Jul 22, 2012 - By Emily Etheredge, Staff WriterAfter Friday morning's failed hot-air balloon launch, Spring Creek, Nev., native Gayle McCoy was ready for other endeavors.
"Forget the weather, I am ready for a good breakfast," McCoy said.
She traveled to Riverton for the 32nd annual Riverton Rendezvous with high hopes of flying.
Due to unstable weather conditions Saturday morning,
the balloon flights again were canceled for the day.
Balloonmeister Pat Newlin made the announcement at 7 a.m. that weather conditions remained uncertain. Pilots were advised to stay on the ground.
"We just don't feel it is safe for the balloons to fly this morning,"
Newlin said. "We will inflate several of the balloons for everyone to enjoy, but unfortunately it is too risky to fly today."
With both the Friday and Saturday flights canceled due to weather conditions, some pilots remained optimistic and hopeful they would be able to fly on Sunday for the last day of the rally, which normally enjoys perfect ballooning weather.
Byron Stevenson of Grass Valley, Calif., has been a hot-air balloon pilot for more than 20 years and hoped to fly in Riverton.
"We obviously want to be safe because you not only worry about the weather conditions, but when you take people up in your basket, you are watching out for them as well," Stevenson said. "It might look OK from the ground but it is a different ballgame up in the air."
Pilot John Miller, also from Grass Valley, Calif., learned to fly a balloon from Stevenson.
"I learned a lot from him," Miller said.
Miller said he enjoys traveling to Riverton's balloon rally because the people are some of the nicest he has met.
"When I go back home I usually tell people Middle America is alive and well," Miller said. "This is some of the most beautiful country, with many places to land a hot-air balloon."
Both pilots agreed it is safer to be on land when there is unstable weather. Telling stories of previous flights, Miller recalled flying when weather conditions looked favorable on land.

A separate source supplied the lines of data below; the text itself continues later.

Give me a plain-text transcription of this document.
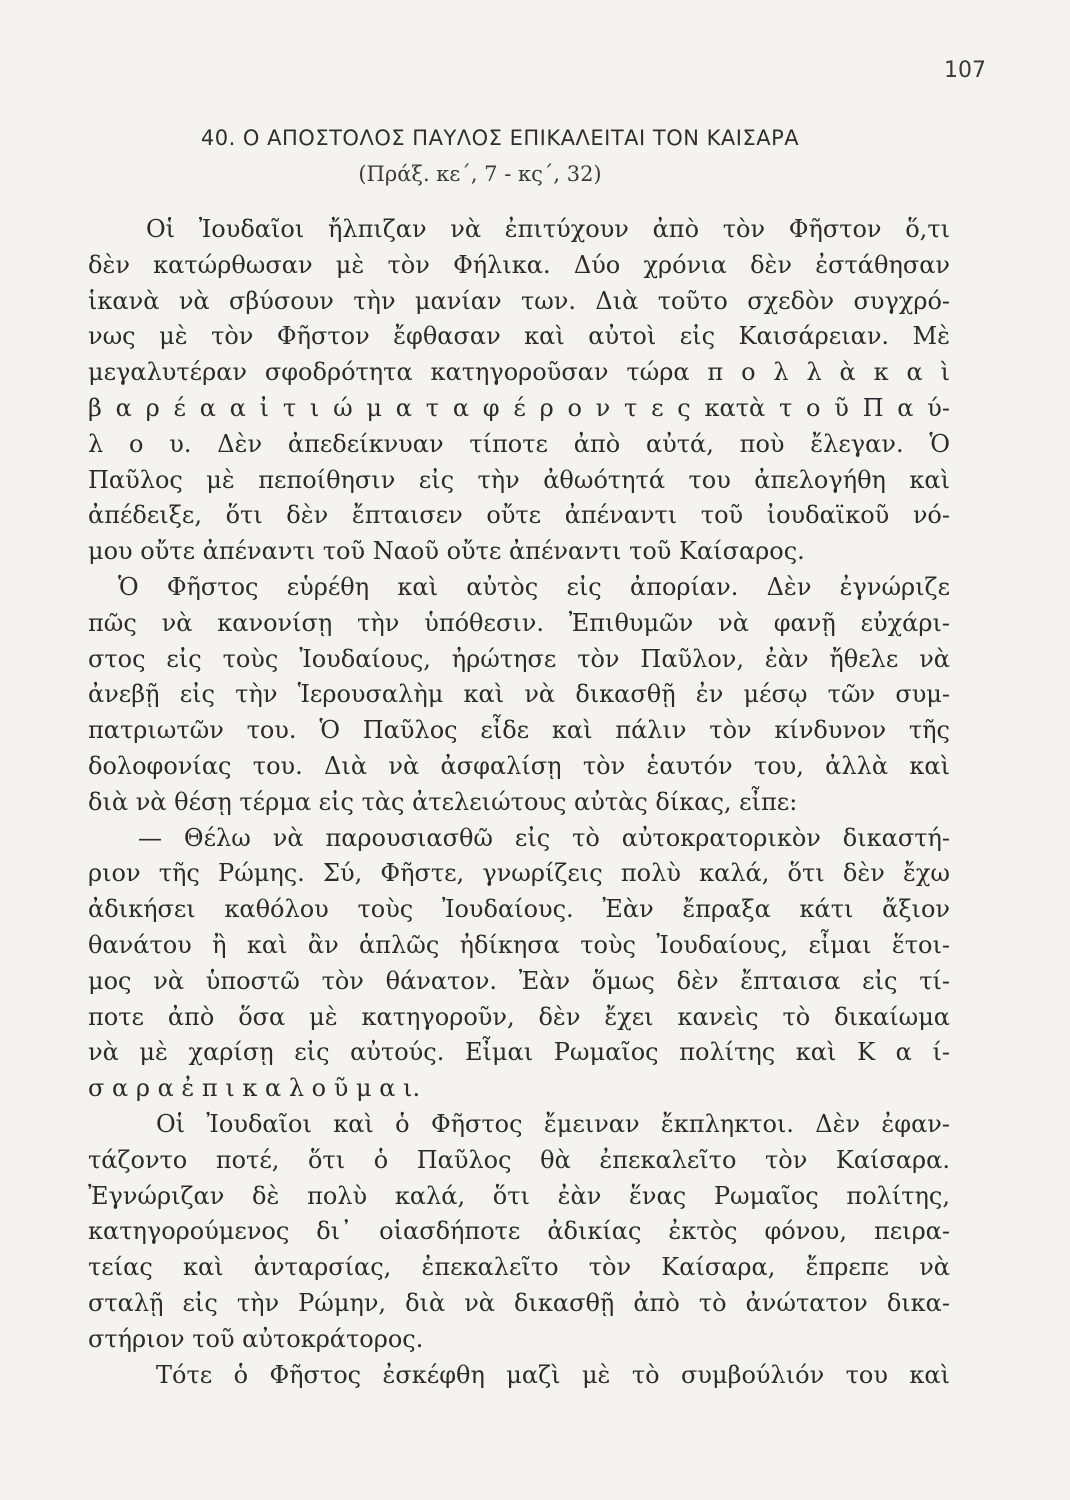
107
40. Ο ΑΠΟΣΤΟΛΟΣ ΠΑΥΛΟΣ ΕΠΙΚΑΛΕΙΤΑΙ ΤΟΝ ΚΑΙΣΑΡΑ
(Πράξ. κε΄, 7 - κς΄, 32)
Οἱ Ἰουδαῖοι ἤλπιζαν νὰ ἐπιτύχουν ἀπὸ τὸν Φῆστον ὅ,τι
δὲν κατώρθωσαν μὲ τὸν Φήλικα. Δύο χρόνια δὲν ἐστάθησαν
ἱκανὰ νὰ σβύσουν τὴν μανίαν των. Διὰ τοῦτο σχεδὸν συγχρό-
νως μὲ τὸν Φῆστον ἔφθασαν καὶ αὐτοὶ εἰς Καισάρειαν. Μὲ
μεγαλυτέραν σφοδρότητα κατηγοροῦσαν τώρα π ο λ λ ὰ κ α ὶ
β α ρ έ α α ἰ τ ι ώ μ α τ α φ έ ρ ο ν τ ε ς κατὰ τ ο ῦ Π α ύ-
λ ο υ. Δὲν ἀπεδείκνυαν τίποτε ἀπὸ αὐτά, ποὺ ἔλεγαν. Ὁ
Παῦλος μὲ πεποίθησιν εἰς τὴν ἀθωότητά του ἀπελογήθη καὶ
ἀπέδειξε, ὅτι δὲν ἔπταισεν οὔτε ἀπέναντι τοῦ ἰουδαϊκοῦ νό-
μου οὔτε ἀπέναντι τοῦ Ναοῦ οὔτε ἀπέναντι τοῦ Καίσαρος.
Ὁ Φῆστος εὑρέθη καὶ αὐτὸς εἰς ἀπορίαν. Δὲν ἐγνώριζε
πῶς νὰ κανονίσῃ τὴν ὑπόθεσιν. Ἐπιθυμῶν νὰ φανῇ εὐχάρι-
στος εἰς τοὺς Ἰουδαίους, ἠρώτησε τὸν Παῦλον, ἐὰν ἤθελε νὰ
ἀνεβῇ εἰς τὴν Ἱερουσαλὴμ καὶ νὰ δικασθῇ ἐν μέσῳ τῶν συμ-
πατριωτῶν του. Ὁ Παῦλος εἶδε καὶ πάλιν τὸν κίνδυνον τῆς
δολοφονίας του. Διὰ νὰ ἀσφαλίσῃ τὸν ἑαυτόν του, ἀλλὰ καὶ
διὰ νὰ θέσῃ τέρμα εἰς τὰς ἀτελειώτους αὐτὰς δίκας, εἶπε:
— Θέλω νὰ παρουσιασθῶ εἰς τὸ αὐτοκρατορικὸν δικαστή-
ριον τῆς Ρώμης. Σύ, Φῆστε, γνωρίζεις πολὺ καλά, ὅτι δὲν ἔχω
ἀδικήσει καθόλου τοὺς Ἰουδαίους. Ἐὰν ἔπραξα κάτι ἄξιον
θανάτου ἢ καὶ ἂν ἁπλῶς ἠδίκησα τοὺς Ἰουδαίους, εἶμαι ἕτοι-
μος νὰ ὑποστῶ τὸν θάνατον. Ἐὰν ὅμως δὲν ἔπταισα εἰς τί-
ποτε ἀπὸ ὅσα μὲ κατηγοροῦν, δὲν ἔχει κανεὶς τὸ δικαίωμα
νὰ μὲ χαρίσῃ εἰς αὐτούς. Εἶμαι Ρωμαῖος πολίτης καὶ Κ α ί-
σ α ρ α ἐ π ι κ α λ ο ῦ μ α ι.
Οἱ Ἰουδαῖοι καὶ ὁ Φῆστος ἔμειναν ἔκπληκτοι. Δὲν ἐφαν-
τάζοντο ποτέ, ὅτι ὁ Παῦλος θὰ ἐπεκαλεῖτο τὸν Καίσαρα.
Ἐγνώριζαν δὲ πολὺ καλά, ὅτι ἐὰν ἕνας Ρωμαῖος πολίτης,
κατηγορούμενος δι᾽ οἱασδήποτε ἀδικίας ἐκτὸς φόνου, πειρα-
τείας καὶ ἀνταρσίας, ἐπεκαλεῖτο τὸν Καίσαρα, ἔπρεπε νὰ
σταλῇ εἰς τὴν Ρώμην, διὰ νὰ δικασθῇ ἀπὸ τὸ ἀνώτατον δικα-
στήριον τοῦ αὐτοκράτορος.
Τότε ὁ Φῆστος ἐσκέφθη μαζὶ μὲ τὸ συμβούλιόν του καὶ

"Once I was up in the air everything drastically changed," Miller said. "I have had some rocky landings where I had to instruct the people flying in my basket to hunker down and hope for the best," Miller said.
"We don't want any of that going on today, so if they feel it is unsafe, we should listen to them."
The balloons were scheduled to launch at 6 a.m. on Sunday at the CWC launch field. Participants can take a tethered ride after 7 a.m. Sunday.